Multiple sclerosis (MS), an autoimmune disorder of the central nervous system (CNS), is characterized by inflammatory cell infiltration and myelin destruction. In addition to systemic activation of peripheral immune cells, the activation and proliferation of astrocytes and microglia observed in demyelinated lesions suggest that the innate immune response by CNS resident cells may also contribute to MS pathogenesis. While recent evidence suggests that voltage- gated Ca2+ channels (VGCCs)—specifically the L-type Cav1.2 subunit—are centrally involved in triggering astrocyte reactivity, it is unknown how they influence demyelinating diseases precipitated by autoimmunity. Thus, utilizing an animal model of MS called experimental autoimmune encephalomyelitis (EAE), we sought to determine whether voltage-gated Ca2+ entry in astrocytes promotes astrocyte reactivity, neuroinflammation, and demyelination. We disrupted normal Cav1.2 functioning in astrocytes via deletion by Cre-lox recombination and inhibition by the L-type calcium channel antagonist nimodipine. We observed trends for accentuated disease severity and motor impairment in mice treated with nimodipine during the acute phase of EAE and when astrocytic Cav1.2 was ablated prior to EAE induction. However, we also observed a trend for attenuated disease severity and greater motor activity in mice treated with nimodipine during peak EAE symptomology. Although reactive astrogliosis was seemingly unaffected by Cav1.2 deletion or inhibition, we did observe significant reductions in microglia activation and lymphocyte infiltration, as well as myelin protection, indicating reduced cytotoxic factor release by reactive astrocytes in the brain and spinal cord of our Cav1.2KO and nimodipine-treated mice. These findings suggest that Ca2+ entry via Cav1.2 in astrocytes augments neuroinflammation and demyelination, as well as the functionality of reactive astrocytes, during autoimmunity. These data also reveal that a reactive astrocytic response during the peak of autoimmunity is detrimental to recovery, however further evidence is required to elucidate any significant phenotypic differences. Our data may facilitate the discovery of novel drug therapies, or repurposing of other dihydropyridines, that preferentially target Cav1.2 channels and ameliorate the pathophysiology of demyelinating diseases induced by autoimmunity.

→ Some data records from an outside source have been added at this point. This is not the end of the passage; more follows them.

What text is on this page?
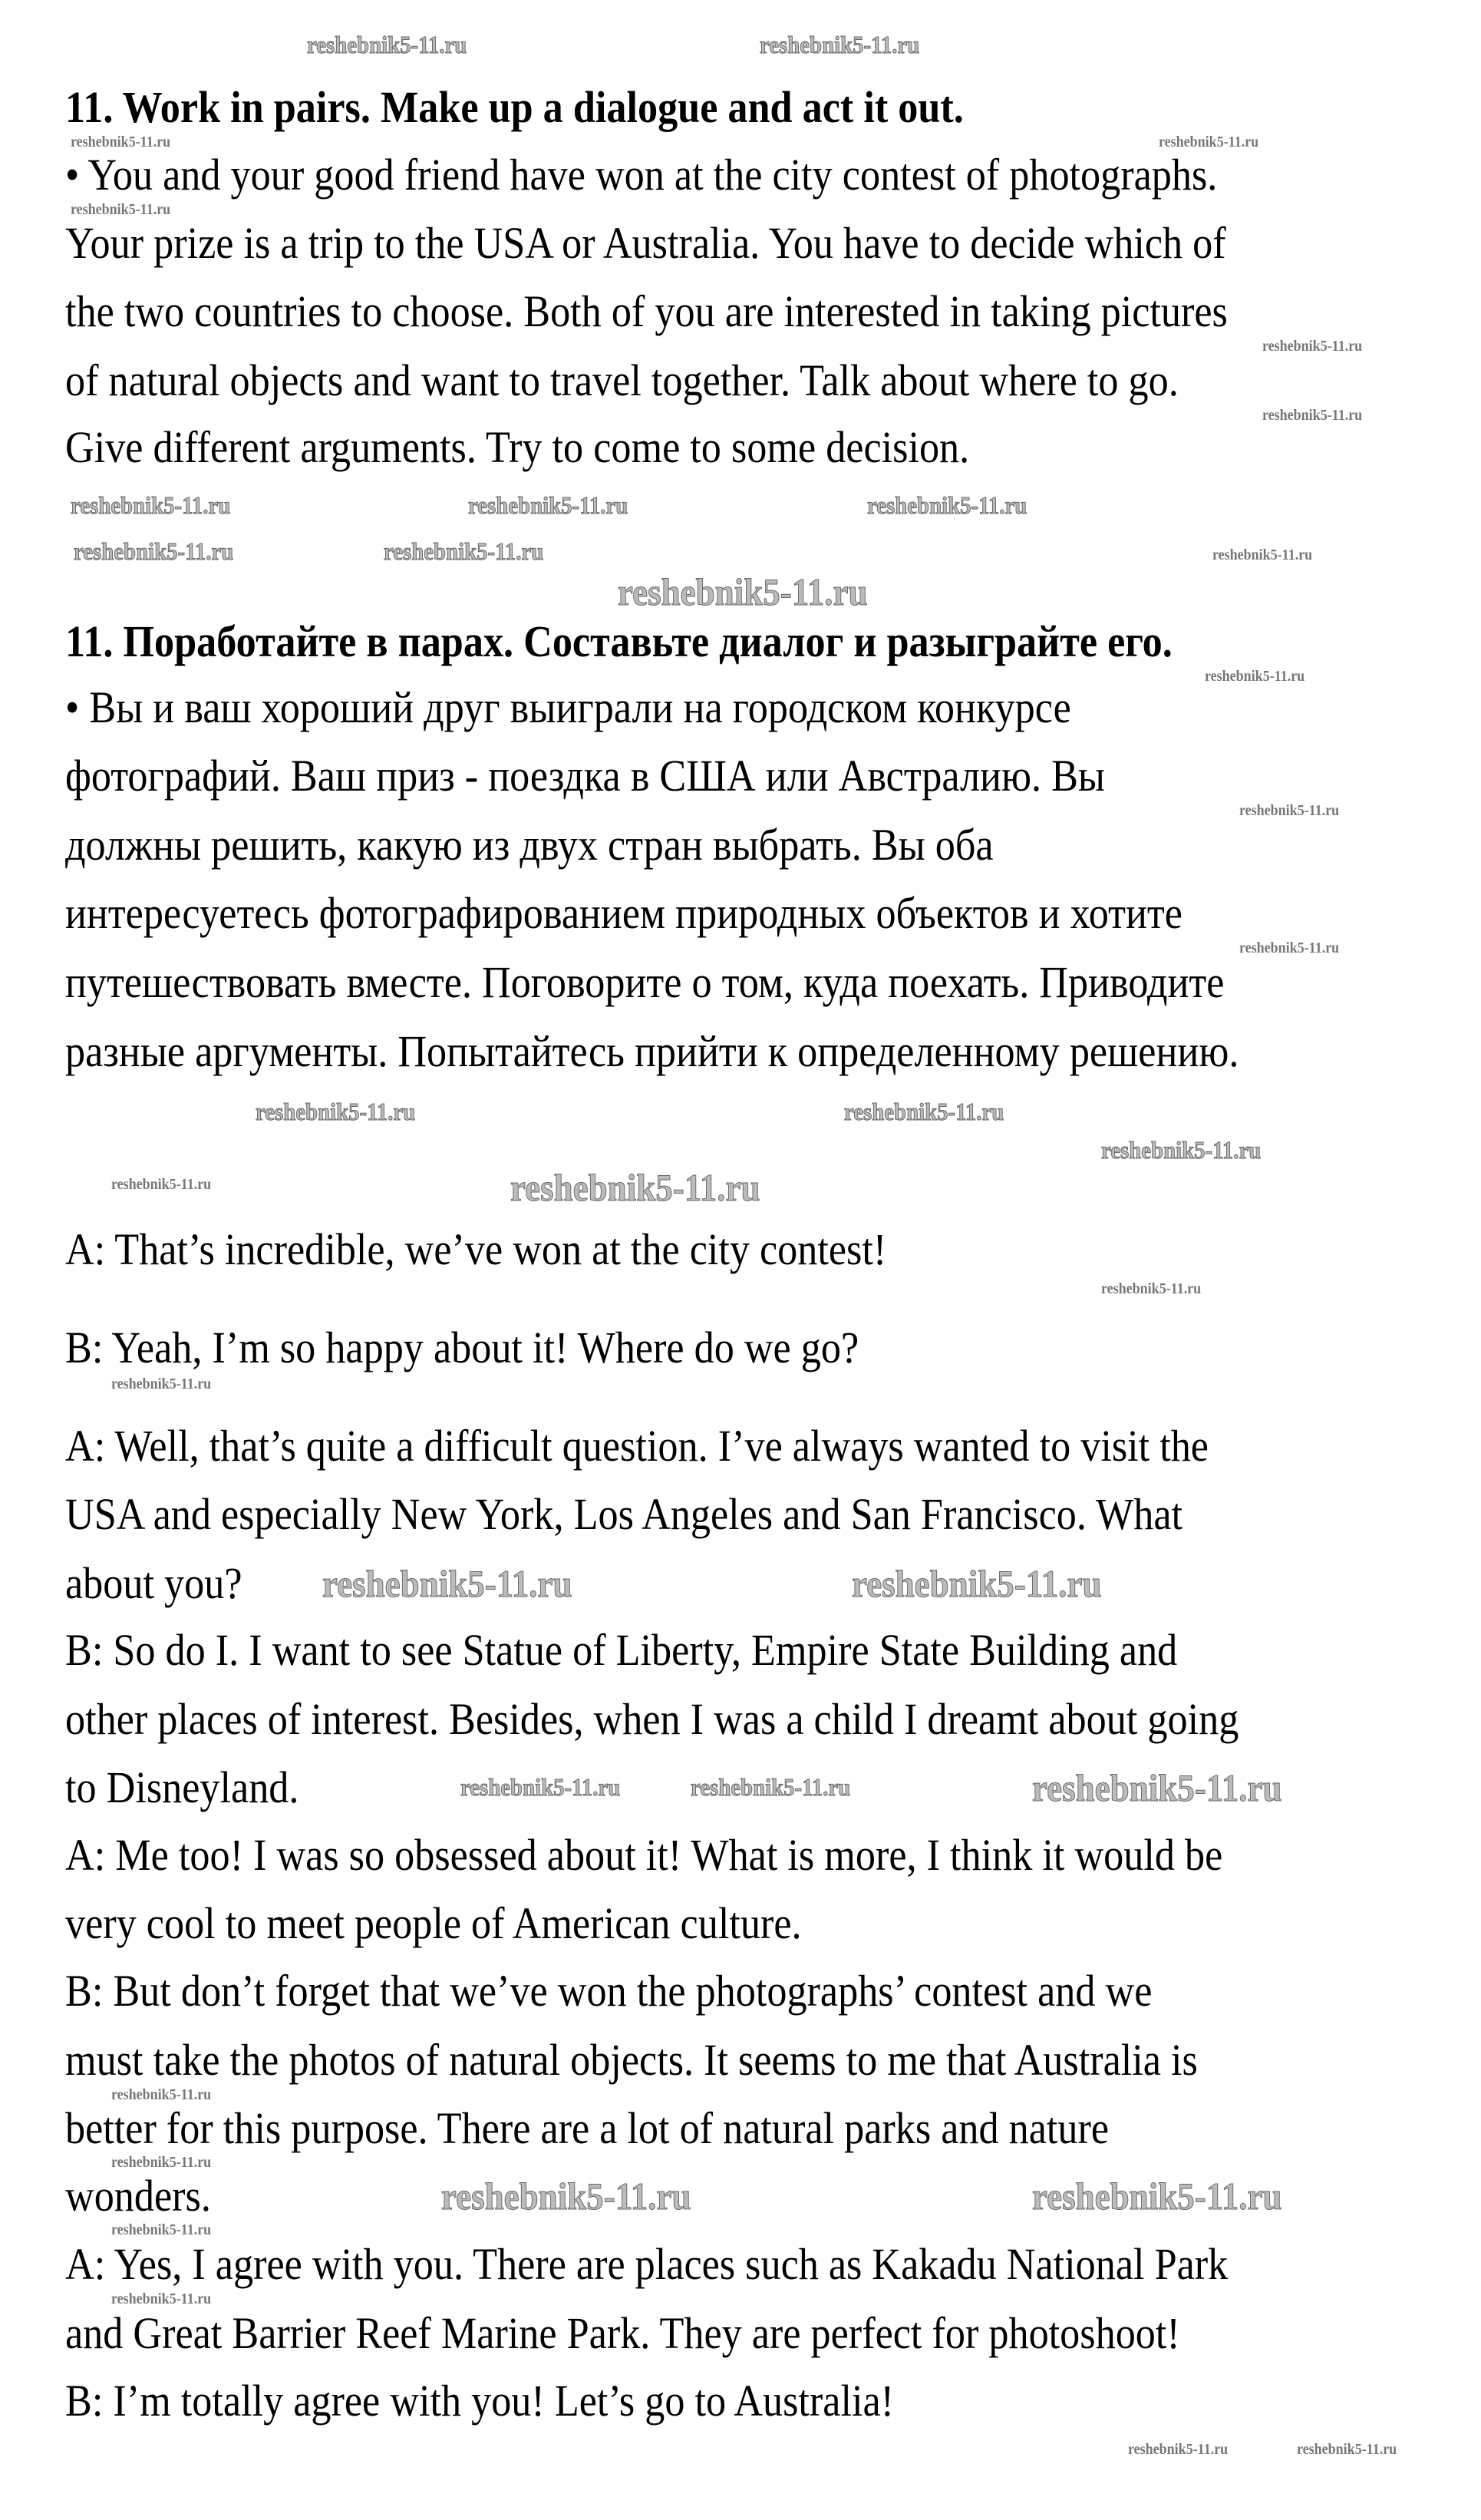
11. Work in pairs. Make up a dialogue and act it out.
• You and your good friend have won at the city contest of photographs.
Your prize is a trip to the USA or Australia. You have to decide which of
the two countries to choose. Both of you are interested in taking pictures
of natural objects and want to travel together. Talk about where to go.
Give different arguments. Try to come to some decision.
11. Поработайте в парах. Составьте диалог и разыграйте его.
• Вы и ваш хороший друг выиграли на городском конкурсе
фотографий. Ваш приз - поездка в США или Австралию. Вы
должны решить, какую из двух стран выбрать. Вы оба
интересуетесь фотографированием природных объектов и хотите
путешествовать вместе. Поговорите о том, куда поехать. Приводите
разные аргументы. Попытайтесь прийти к определенному решению.
A: That’s incredible, we’ve won at the city contest!
B: Yeah, I’m so happy about it! Where do we go?
A: Well, that’s quite a difficult question. I’ve always wanted to visit the
USA and especially New York, Los Angeles and San Francisco. What
about you?
B: So do I. I want to see Statue of Liberty, Empire State Building and
other places of interest. Besides, when I was a child I dreamt about going
to Disneyland.
A: Me too! I was so obsessed about it! What is more, I think it would be
very cool to meet people of American culture.
B: But don’t forget that we’ve won the photographs’ contest and we
must take the photos of natural objects. It seems to me that Australia is
better for this purpose. There are a lot of natural parks and nature
wonders.
A: Yes, I agree with you. There are places such as Kakadu National Park
and Great Barrier Reef Marine Park. They are perfect for photoshoot!
B: I’m totally agree with you! Let’s go to Australia!
reshebnik5-11.ru
reshebnik5-11.ru	reshebnik5-11.ru
reshebnik5-11.ru
reshebnik5-11.ru
reshebnik5-11.ru	reshebnik5-11.ru	reshebnik5-11.ru
reshebnik5-11.ru
reshebnik5-11.ru
reshebnik5-11.ru	reshebnik5-11.ru
reshebnik5-11.ru
reshebnik5-11.ru
reshebnik5-11.ru
reshebnik5-11.ru
reshebnik5-11.ru	reshebnik5-11.ru
reshebnik5-11.ru
reshebnik5-11.ru
reshebnik5-11.ru	reshebnik5-11.ru
reshebnik5-11.ru
reshebnik5-11.ru
reshebnik5-11.ru
reshebnik5-11.ru
reshebnik5-11.ru
reshebnik5-11.ru	reshebnik5-11.ru
reshebnik5-11.ru
reshebnik5-11.ru
reshebnik5-11.ru	reshebnik5-11.ru
reshebnik5-11.ru
reshebnik5-11.ru
reshebnik5-11.ru	reshebnik5-11.ru
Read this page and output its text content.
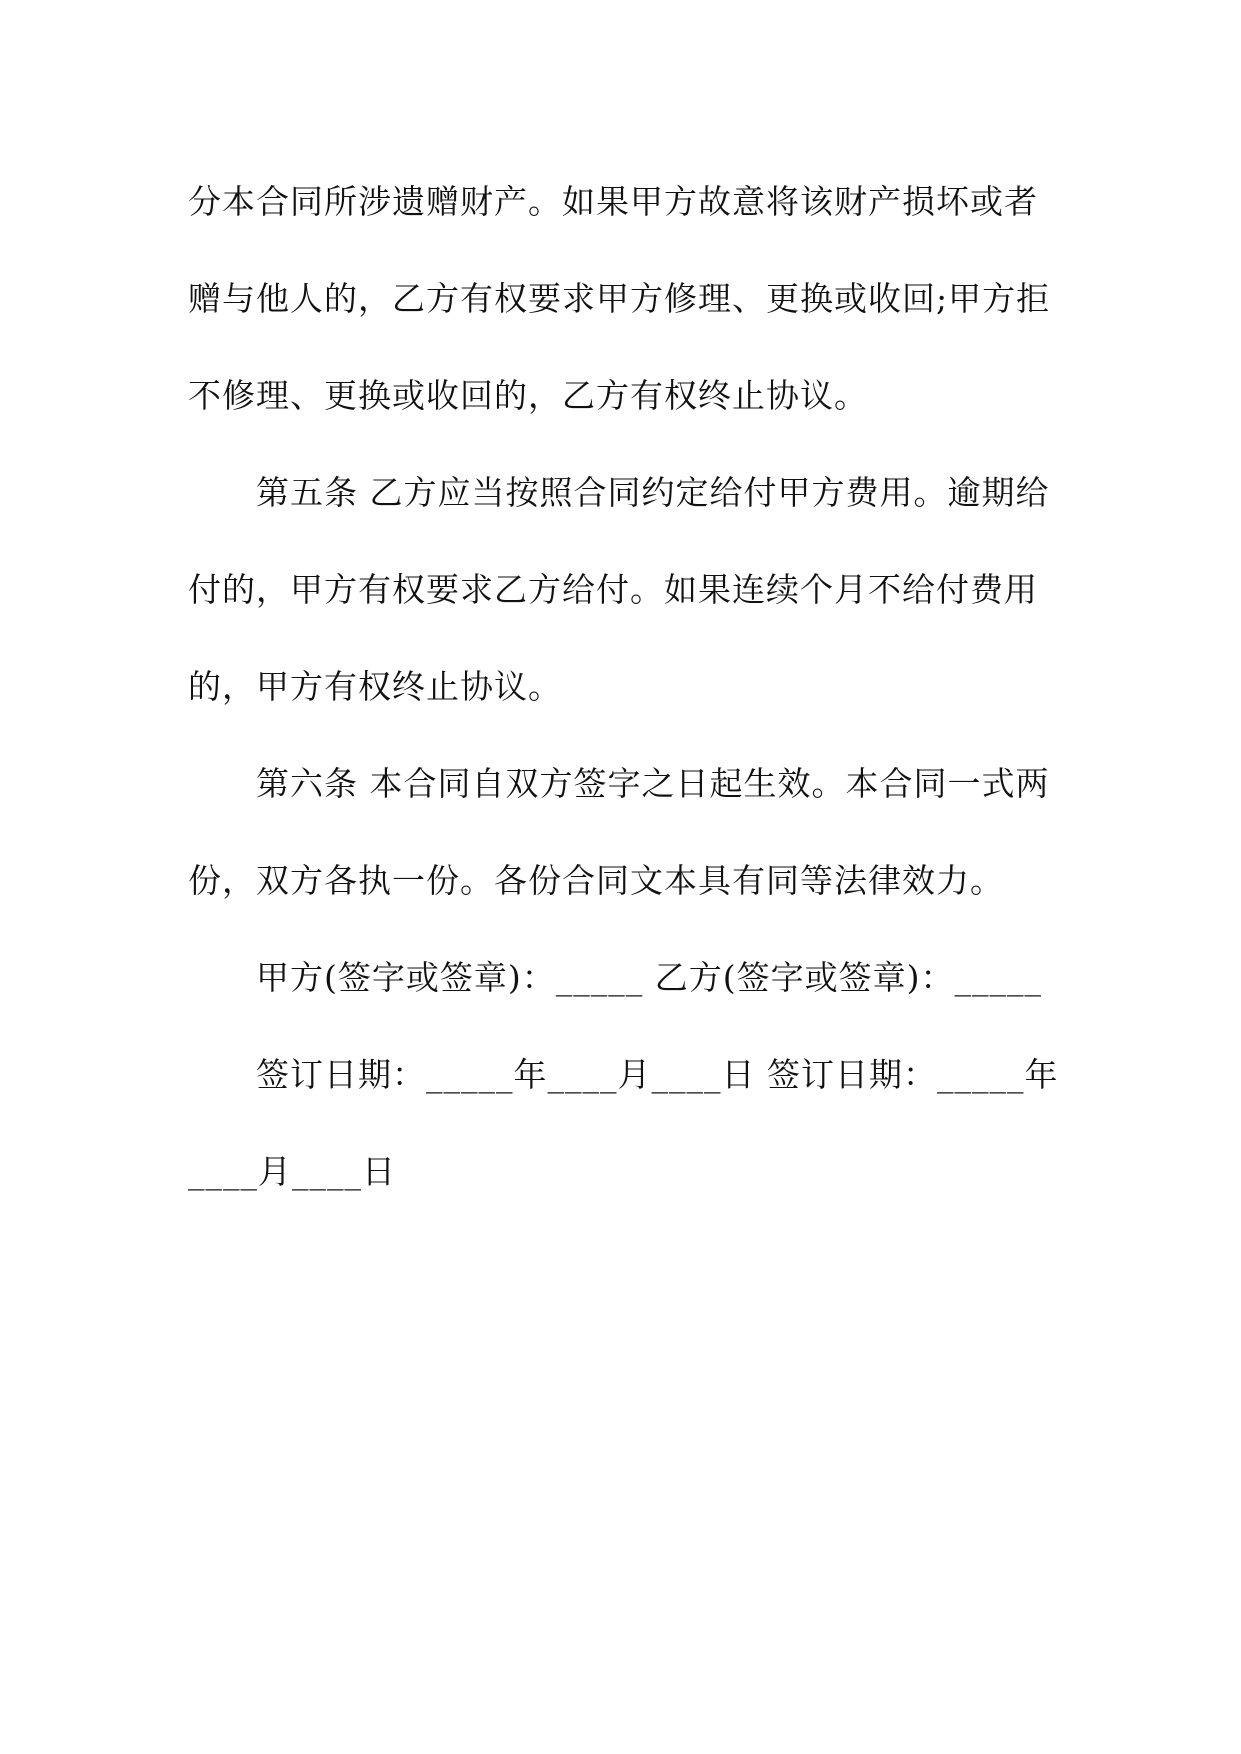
分本合同所涉遗赠财产。如果甲方故意将该财产损坏或者
赠与他人的，乙方有权要求甲方修理、更换或收回;甲方拒
不修理、更换或收回的，乙方有权终止协议。
第五条 乙方应当按照合同约定给付甲方费用。逾期给
付的，甲方有权要求乙方给付。如果连续个月不给付费用
的，甲方有权终止协议。
第六条 本合同自双方签字之日起生效。本合同一式两
份，双方各执一份。各份合同文本具有同等法律效力。
甲方(签字或签章)：_____ 乙方(签字或签章)：_____
签订日期：_____年____月____日 签订日期：_____年
____月____日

What will the audience learn from your presentation?
- Hopefully, my research will impress upon researchers the importance of targeting astrocytic Cav1.2 channels to ameliorate symptoms in autoimmune diseases.
- This may inspire others to investigate how dihydropyridines may affect multiple sclerosis.
- Also, this work may provide a foundation upon which researchers can develop novel pharmaceutical therapeutics for multiple sclerosis.